Alcool au volant : les marges d’erreur, comment ça marche ?

Des marges d’erreur (et non pas de tolérance) ont été prévues pour les éthylomètres de contrôle et de mesure du taux d’alcoolémie. Les explications de Jean-Baptiste le Dall, Avocat à la Cour, Docteur en Droit qui revient sur les évolutions jurisprudentielles en la matière.

marge d'erreur technique alcool au volant
Même avec la marge d’erreur technique, les agents risquent de sortir le carton rouge après le passage à l’éthylomètre…

Alcool au volant : des marges d’erreur prévues par arrêté

Les dispositions de l’article 15 de l’Arrêté du 8 juillet 2003 relatif au contrôle des éthylomètres (JORF n° 166 du 20 juillet 2003, p. 12276) prévoient ainsi des marges de :

  • 0,032 mg/l pour les concentrations en alcool dans l’air inférieures à 0,400mg/l ; –
  • 8% de la valeur mesurée pour les concentrations égales ou supérieures à 0,400 mg/l et inférieures ou égales à 2,000 mg/l ;
  • 30% de la valeur mesurée pour les concentrations supérieures à 2,000 mg/l.

On insistera tout d’abord sur le fait que lorsque l’on parle de marges d’erreur, qu’il s’agisse d’un cinémomètre pour la vitesse ou d’un éthylomètre pour l’alcool, il ne s’agit aucunement d’une tolérance accordée au conducteur.

La marge d’erreur technique permet de se prémunir contre un risque d’erreur, un certain pourcentage de résultats légèrement erronés, toléré par les pouvoirs publics au stade de l’homologation de ces appareils.

Utilisés à longueur de journées et à longueur d’années, dans des conditions pas forcément optimales, cette marge d’erreur et la vérification annuelle périodique de ces appareils constituent les seules garanties de la fiabilité de leurs mesures.

Par définition, et contrairement à une marge de tolérance, la marge d’erreur technique pourra jouer dans un sens ou dans un autre, en faveur du conducteur contrôlé comme en sa défaveur.

Ethylomètres : une marge d’erreur autrefois d’application facultative

Si en matière d’appareils de contrôle de vitesse, l’application de la marge terreur technique est rapidement devenue obligatoire, tel n’a pas été le cas pour les éthylomètres.

Pendant de très nombreuses années, les dispositions prévues par l’arrêté du 8 juillet 2003 demeuraient d’application facultative.

Avant le revirement de jurisprudence opéré en 2019, les marges d’erreur techniques n’étaient pas appliquées au stade de la verbalisation par les agents des forces de l’ordre.
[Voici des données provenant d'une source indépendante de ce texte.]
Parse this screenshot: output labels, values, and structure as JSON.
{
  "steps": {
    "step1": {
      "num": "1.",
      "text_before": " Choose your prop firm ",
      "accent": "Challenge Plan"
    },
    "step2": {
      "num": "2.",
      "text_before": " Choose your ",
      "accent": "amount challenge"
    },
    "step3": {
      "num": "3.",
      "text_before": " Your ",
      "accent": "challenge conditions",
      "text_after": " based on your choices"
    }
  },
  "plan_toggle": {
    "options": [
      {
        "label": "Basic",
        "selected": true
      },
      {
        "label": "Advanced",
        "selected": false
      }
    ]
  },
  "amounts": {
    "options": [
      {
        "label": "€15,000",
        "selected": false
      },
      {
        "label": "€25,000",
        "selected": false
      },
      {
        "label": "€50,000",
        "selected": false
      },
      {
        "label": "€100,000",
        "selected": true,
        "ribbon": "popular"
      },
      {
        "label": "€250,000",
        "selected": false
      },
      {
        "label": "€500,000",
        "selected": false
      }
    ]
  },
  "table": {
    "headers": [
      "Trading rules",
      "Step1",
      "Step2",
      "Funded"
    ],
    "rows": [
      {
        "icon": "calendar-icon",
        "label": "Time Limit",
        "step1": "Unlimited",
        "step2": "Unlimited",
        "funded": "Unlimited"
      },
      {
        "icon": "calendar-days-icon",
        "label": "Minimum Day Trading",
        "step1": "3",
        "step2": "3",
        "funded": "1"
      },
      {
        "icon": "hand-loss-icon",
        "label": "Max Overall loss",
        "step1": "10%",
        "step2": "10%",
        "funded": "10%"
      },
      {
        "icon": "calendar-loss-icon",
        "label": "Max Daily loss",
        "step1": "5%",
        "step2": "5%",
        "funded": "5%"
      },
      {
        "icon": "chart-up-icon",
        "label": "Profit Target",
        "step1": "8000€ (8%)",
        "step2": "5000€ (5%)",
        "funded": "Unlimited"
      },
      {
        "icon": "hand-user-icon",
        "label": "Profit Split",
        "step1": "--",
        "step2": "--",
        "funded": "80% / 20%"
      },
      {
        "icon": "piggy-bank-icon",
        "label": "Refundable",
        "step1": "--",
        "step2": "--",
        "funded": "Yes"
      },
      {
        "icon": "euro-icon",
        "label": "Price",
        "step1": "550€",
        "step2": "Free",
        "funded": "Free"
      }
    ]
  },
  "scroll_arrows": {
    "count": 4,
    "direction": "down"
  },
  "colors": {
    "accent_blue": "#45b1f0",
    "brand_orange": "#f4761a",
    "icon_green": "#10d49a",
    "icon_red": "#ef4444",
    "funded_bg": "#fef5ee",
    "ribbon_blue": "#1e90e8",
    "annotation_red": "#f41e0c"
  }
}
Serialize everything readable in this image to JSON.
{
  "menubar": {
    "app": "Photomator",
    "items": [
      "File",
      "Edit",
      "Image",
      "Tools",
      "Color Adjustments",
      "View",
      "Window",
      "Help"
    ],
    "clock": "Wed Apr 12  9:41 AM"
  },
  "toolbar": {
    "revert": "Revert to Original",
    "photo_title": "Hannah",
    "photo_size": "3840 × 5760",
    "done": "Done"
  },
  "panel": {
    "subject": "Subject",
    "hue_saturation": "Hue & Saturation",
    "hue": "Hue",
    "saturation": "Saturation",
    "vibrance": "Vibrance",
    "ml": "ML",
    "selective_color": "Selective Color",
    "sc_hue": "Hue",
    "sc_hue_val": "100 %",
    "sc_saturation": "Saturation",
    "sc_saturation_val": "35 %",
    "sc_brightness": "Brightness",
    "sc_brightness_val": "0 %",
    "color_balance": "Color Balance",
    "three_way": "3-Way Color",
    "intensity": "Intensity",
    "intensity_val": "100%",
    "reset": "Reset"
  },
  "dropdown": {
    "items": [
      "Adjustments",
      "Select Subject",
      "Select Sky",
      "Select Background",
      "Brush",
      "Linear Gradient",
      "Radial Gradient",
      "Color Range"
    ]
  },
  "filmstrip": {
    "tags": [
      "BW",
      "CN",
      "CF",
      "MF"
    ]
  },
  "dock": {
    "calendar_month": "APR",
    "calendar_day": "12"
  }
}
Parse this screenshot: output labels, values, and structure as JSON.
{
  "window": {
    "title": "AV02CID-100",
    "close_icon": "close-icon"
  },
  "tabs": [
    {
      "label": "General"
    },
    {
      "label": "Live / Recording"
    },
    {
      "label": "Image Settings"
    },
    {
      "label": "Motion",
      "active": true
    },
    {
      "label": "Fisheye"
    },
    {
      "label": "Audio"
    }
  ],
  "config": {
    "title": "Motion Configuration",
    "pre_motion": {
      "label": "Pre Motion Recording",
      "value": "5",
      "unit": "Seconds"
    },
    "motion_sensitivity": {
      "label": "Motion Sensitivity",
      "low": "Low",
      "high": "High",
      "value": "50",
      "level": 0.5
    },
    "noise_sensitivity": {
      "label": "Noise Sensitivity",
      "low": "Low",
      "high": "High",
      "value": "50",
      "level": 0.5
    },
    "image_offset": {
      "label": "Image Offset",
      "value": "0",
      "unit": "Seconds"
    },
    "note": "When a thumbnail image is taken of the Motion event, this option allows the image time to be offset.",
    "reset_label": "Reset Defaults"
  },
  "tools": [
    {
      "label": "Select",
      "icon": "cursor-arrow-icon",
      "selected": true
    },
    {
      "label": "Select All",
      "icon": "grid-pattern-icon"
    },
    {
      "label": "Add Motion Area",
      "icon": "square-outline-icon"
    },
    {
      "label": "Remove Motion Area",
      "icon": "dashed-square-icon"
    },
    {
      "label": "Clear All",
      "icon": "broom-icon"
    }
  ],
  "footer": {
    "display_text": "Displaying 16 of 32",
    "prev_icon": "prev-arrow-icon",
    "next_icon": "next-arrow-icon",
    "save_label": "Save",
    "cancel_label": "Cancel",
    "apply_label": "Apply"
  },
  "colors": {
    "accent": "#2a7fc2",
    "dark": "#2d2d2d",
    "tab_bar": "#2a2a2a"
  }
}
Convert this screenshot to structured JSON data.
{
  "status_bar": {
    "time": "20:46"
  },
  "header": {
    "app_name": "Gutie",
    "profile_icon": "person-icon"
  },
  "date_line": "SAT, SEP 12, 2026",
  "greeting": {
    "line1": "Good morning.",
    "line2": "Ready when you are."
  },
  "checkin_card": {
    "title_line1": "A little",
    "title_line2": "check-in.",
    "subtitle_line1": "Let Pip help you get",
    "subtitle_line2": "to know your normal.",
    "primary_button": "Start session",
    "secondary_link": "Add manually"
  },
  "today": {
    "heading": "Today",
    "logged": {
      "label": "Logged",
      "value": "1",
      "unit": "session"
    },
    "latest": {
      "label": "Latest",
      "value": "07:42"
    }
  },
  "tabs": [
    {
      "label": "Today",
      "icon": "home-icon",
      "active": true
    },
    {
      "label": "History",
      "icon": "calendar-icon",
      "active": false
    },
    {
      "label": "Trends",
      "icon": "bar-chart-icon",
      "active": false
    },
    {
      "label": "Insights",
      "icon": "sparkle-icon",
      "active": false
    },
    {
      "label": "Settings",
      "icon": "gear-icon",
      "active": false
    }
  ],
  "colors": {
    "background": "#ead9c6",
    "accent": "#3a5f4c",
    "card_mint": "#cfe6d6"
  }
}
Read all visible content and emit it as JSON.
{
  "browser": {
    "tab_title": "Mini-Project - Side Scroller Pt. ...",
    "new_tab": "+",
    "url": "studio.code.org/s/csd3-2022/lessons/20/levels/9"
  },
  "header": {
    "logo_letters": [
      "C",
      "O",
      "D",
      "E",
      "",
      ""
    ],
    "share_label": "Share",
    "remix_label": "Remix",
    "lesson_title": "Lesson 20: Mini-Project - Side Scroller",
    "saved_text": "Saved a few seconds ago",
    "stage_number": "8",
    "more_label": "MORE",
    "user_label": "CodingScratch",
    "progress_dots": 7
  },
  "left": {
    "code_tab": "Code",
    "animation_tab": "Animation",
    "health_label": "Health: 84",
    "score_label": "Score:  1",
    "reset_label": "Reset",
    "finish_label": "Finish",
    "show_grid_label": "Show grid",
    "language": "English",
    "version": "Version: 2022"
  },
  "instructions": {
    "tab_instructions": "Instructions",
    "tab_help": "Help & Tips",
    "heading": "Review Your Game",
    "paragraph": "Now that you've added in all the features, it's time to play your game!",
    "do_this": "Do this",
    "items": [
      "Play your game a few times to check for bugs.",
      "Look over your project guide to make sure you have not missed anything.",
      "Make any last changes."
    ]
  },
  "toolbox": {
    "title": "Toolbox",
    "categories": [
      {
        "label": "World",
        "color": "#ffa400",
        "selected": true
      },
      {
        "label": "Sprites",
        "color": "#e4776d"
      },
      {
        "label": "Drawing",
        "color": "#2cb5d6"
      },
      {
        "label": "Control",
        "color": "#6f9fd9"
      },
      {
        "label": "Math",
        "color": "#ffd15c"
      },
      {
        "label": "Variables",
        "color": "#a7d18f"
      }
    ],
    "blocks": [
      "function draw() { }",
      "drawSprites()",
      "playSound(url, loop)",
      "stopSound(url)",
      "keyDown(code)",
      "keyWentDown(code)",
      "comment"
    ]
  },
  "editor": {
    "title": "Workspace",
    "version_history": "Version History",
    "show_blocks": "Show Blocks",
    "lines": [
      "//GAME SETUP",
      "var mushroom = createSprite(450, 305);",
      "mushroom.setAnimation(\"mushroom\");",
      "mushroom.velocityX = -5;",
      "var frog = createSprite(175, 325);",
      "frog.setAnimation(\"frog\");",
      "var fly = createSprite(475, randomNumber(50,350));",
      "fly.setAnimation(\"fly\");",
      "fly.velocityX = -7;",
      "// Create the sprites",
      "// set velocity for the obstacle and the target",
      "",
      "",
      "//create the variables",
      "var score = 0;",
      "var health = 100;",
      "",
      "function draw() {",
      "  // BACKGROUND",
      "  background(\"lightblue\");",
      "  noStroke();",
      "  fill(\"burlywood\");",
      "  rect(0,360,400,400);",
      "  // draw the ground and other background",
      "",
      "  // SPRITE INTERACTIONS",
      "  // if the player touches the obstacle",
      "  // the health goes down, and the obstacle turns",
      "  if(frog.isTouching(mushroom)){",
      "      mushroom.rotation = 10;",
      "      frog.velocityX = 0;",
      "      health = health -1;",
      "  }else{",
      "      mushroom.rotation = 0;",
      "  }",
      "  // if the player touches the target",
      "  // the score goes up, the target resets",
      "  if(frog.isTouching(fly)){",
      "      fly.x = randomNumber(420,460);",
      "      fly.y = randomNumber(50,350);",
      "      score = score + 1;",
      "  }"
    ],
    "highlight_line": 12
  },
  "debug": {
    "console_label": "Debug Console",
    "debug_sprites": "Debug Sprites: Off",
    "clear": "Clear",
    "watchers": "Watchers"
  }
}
Si le conducteur souhaitait en bénéficier, il devait contester la verbalisation et solliciter l’application de la marge devant le tribunal de police.

Même chose côté délictuel : la marge n’était appliquée que si le prévenu en formulait la demande au moment du jugement.

Mais plus étonnant encore : que l’infraction ait constitué une contravention ou un délit, l’application de la marge d’erreur demeurait facultative pour le juge.

Ainsi, selon les juridictions, selon les magistrats, ou même selon les dossiers, les conducteurs pouvaient bénéficier ou non de l’application de cette marge.

Il n’était pas rare que les magistrats accordent le bénéfice de la marge d’erreur selon que le conducteur ait été en phase ascendante ou en phase descendante. En effet, le taux d’alcool dans le sang augmentera peu à peu. Le pic d’alcoolémie sera atteint généralement une heure après la fin de la prise d’alcool. Passé ce pic, le consommateur d’alcool sera en phase descendante.

La Cour de cassation avait par le passé rappelé, à de multiples reprises, le caractère facultatif de l’application des marges d’erreur en matière de contrôle d’alcoolémie.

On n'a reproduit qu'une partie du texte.